Last Updated Time : 20 Dec 25, 07:11 am
Back to Investment ListInvestment Rating: 4.1
| Stock Code | SCHAEFFLER | Market Cap | 60,177 Cr. | Current Price | 3,850 ₹ | High / Low | 4,393 ₹ |
| Stock P/E | 53.8 | Book Value | 352 ₹ | Dividend Yield | 0.74 % | ROCE | 25.7 % |
| ROE | 19.2 % | Face Value | 2.00 ₹ | DMA 50 | 3,949 ₹ | DMA 200 | 3,887 ₹ |
| Chg in FII Hold | -0.11 % | Chg in DII Hold | 0.16 % | PAT Qtr | 307 Cr. | PAT Prev Qtr | 296 Cr. |
| RSI | 37.8 | MACD | -55.4 | Volume | 38,345 | Avg Vol 1Wk | 36,538 |
| Low price | 2,823 ₹ | High price | 4,393 ₹ | PEG Ratio | 3.40 | Debt to equity | 0.01 |
| 52w Index | 65.4 % | Qtr Profit Var | 24.1 % | EPS | 71.5 ₹ | Industry PE | 30.0 |
📊 Analysis: SCHAEFFLER trades at a premium valuation (P/E 53.8 vs Industry PE 30.0), but fundamentals are strong with ROE (19.2%) and ROCE (25.7%) indicating excellent capital efficiency. EPS of 71.5 ₹ supports earnings visibility, while debt-to-equity at 0.01 reflects a virtually debt-free balance sheet. Dividend yield at 0.74% adds modest income appeal. Technicals show support near DMA 200 (3,887 ₹) and resistance around 4,393 ₹. RSI at 37.8 indicates oversold conditions, while MACD negative (-55.4) suggests short-term weakness. Quarterly PAT improved to 307 Cr. from 296 Cr., highlighting steady growth.

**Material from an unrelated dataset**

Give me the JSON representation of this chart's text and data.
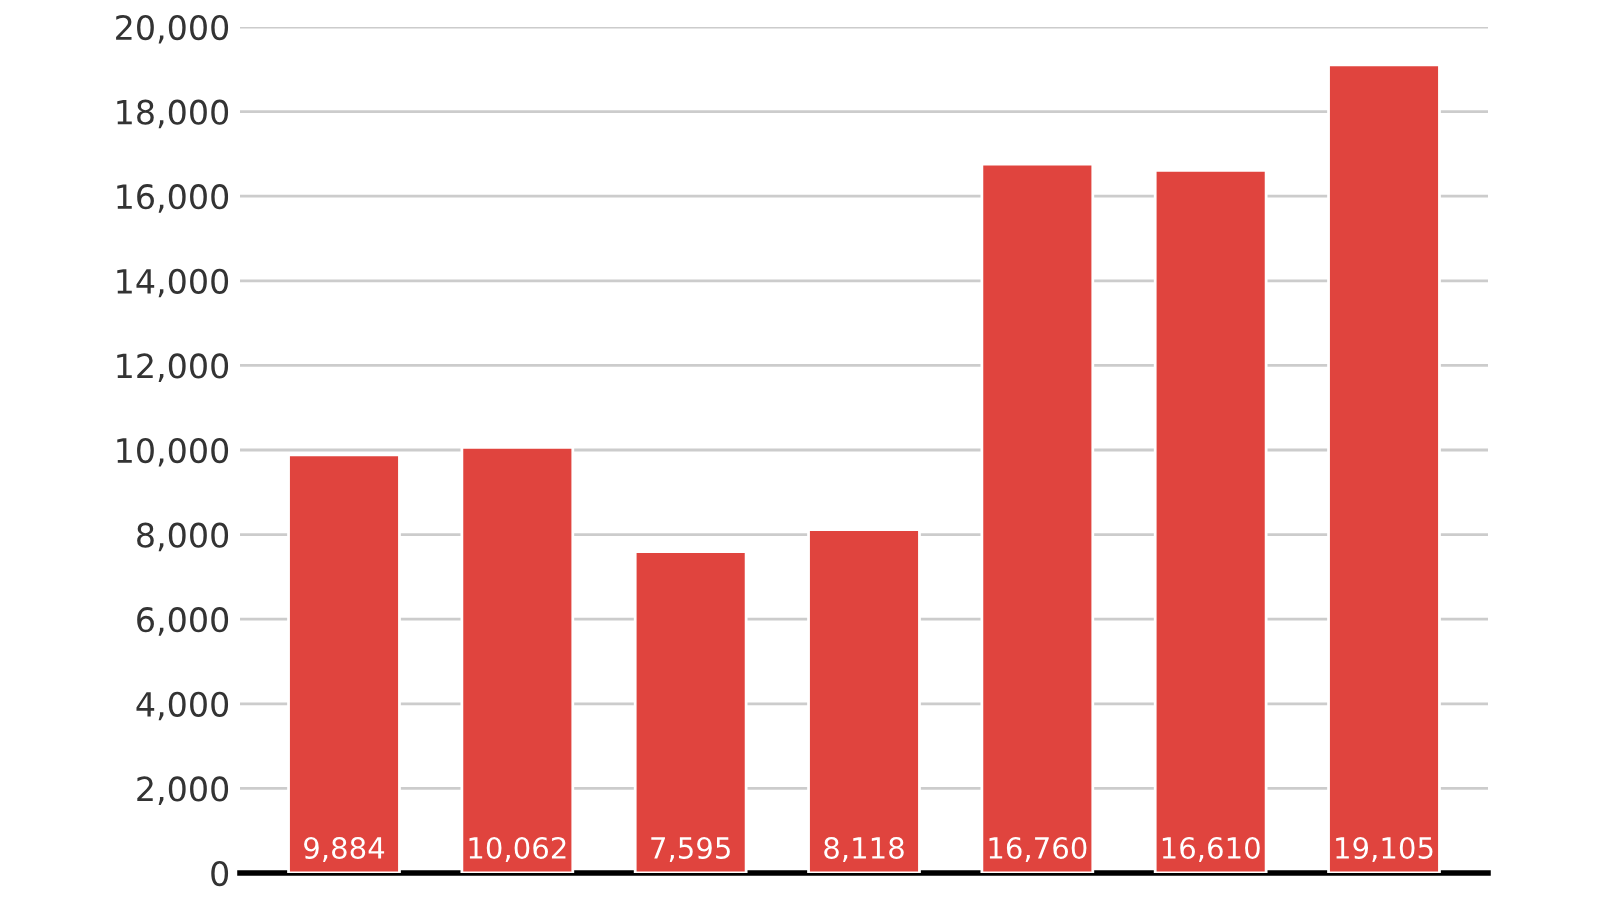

💡 Entry Zone: Ideal entry price zone is between 3,800 ₹ – 3,900 ₹, near DMA 200 support and oversold RSI, ensuring margin of safety.
📈 Exit / Holding Strategy: If already holding, maintain positions for long-term growth given strong ROE/ROCE and debt-free status. Exit partially near 4,350–4,400 ₹ resistance if valuations remain stretched. Holding period of 3–5 years is reasonable, provided earnings growth sustains and PEG ratio (3.40) improves over time.
Positive
- ✅ Strong ROE at 19.2% and ROCE at 25.7%
- ✅ Debt-free balance sheet with debt-to-equity at 0.01
- ✅ Steady PAT growth from 296 Cr. to 307 Cr.
- ✅ Dividend yield of 0.74% adds shareholder returns
Limitation
- ⚠️ High valuation with P/E 53.8 vs Industry PE 30.0
- ⚠️ PEG ratio of 3.40 indicates stretched valuations vs earnings growth
- ⚠️ Bearish technicals with MACD negative (-55.4)
- ⚠️ Low trading volume compared to peers
Company Negative News
- 📉 FII holding reduced by -0.11%, showing slight foreign investor caution
- 📉 Short-term technical weakness with RSI oversold and MACD negative
Company Positive News
- 📈 DII holding increased by 0.16%, reflecting domestic investor confidence
- 📈 Quarterly PAT growth of 24.1% highlights operational strength
Industry
- 🏭 Industry PE at 30.0 highlights SCHAEFFLER’s premium valuation
- 🏭 Auto ancillary sector benefits from long-term demand growth and global supply chain integration
Conclusion
🔎 SCHAEFFLER is a fundamentally strong company with excellent ROE/ROCE, debt-free status, and steady earnings growth. Entry near 3,800–3,900 ₹ offers margin of safety. Current holders can maintain positions with a 3–5 year horizon, but partial profit booking near 4,350–4,400 ₹ is advisable if valuations remain stretched.
Would you like me to prepare a peer benchmarking overlay comparing SCHAEFFLER with other auto ancillary leaders (like SKF India, Timken, Bosch) to highlight relative compounding strength?